Это “нет” эхом отозвалось в пустой квартире. На секунду у Маши остановилось сердце.
— Как я понимаю, ты бросаешь меня? - Злость медленно закипала в ней, вытесняя отчаяние.
— Да. Я ухожу, — ответил Табаков.
Тут Машу прорвало:
— Ах ты дрянь, ах ты старый козёл. Значит, решил уйти. Сделал дело — гуляй смело, так что ли получается? Мол, разгребай свои проблемы сама, а я пойду, тем более что ребёнок, ха-ха, вообще не мой! А я ничего не знаю, моя хата с краю, я белый и пушистый! Я не я, лошадь не моя!..
Маша вернулась из воспоминаний. Она медленно прошла на кухню, нашла ключи отца от маленького шкафчика с алкоголем, достала начатую бутылку заграничного вина, щедро плеснула его в стакан, взяла в руки и уже хотела сделать глоток, но вдруг подумала о маленьком человечке внутри неё, который был абсолютно не виноват в том, что случилось. А она собирается травить его этим вином. Маша подошла к раковине и быстрым движением вылила вино в раковину.
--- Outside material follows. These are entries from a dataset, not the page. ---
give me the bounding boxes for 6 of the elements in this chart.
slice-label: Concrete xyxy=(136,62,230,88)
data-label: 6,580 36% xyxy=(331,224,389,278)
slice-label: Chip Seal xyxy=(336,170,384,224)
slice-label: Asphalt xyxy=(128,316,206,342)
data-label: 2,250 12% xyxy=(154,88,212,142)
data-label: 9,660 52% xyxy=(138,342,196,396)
Решение было принято. Она не оглянется назад. От любви к Табакову не осталось ничего. Только ненависть и презрение. Он оказался малодушным негодяем, ничтожеством, полной скотиной. Что ж, теперь это её не волнует. Она продолжит работать, родит этого ребёнка и даже не вспомнит о том, что в её жизни был этот человек.
«Был любимый, да умер, — подумала Маша. — Вернее, человек остался, а любимый умер. Вот такие дела».
Когда родители вернулись во вторник с дачи, Маша, уже спокойная и как будто повзрослевшая, рассказала им всё. Мама, папа и брат, конечно же, были в глубоком шоке. Отец матерился, мама плакала, обнимая дочь, брат всерьёз предлагал собраться с друзьями, подкараулить Табакова и набить ему морду.
— Если что, я могу и один! — кричал Андрей. — За честь сестры, пусть и старшей, пусть и двадцатитрёхлетней, всё равно!
Понемногу все, напившись кто вина, кто валерьянки, успокоились и стали думать, что делать дальше. Решено было, что Андрей, если что, переедет на время к бабушке через улицу, а Маша с ребёнком, которого она уже стала называть Сашенькой, останется пока с родителями. Когда Маша рассказала обо всём Ленке, та долго поносила Табакова в самых отборных выражениях, корила себя, что не уследила за подругой. В довершении всего, Ленка с вызовом уволилась из труппы и ушла на ЛенФильм куда её уже давно звали и администрация, и муж.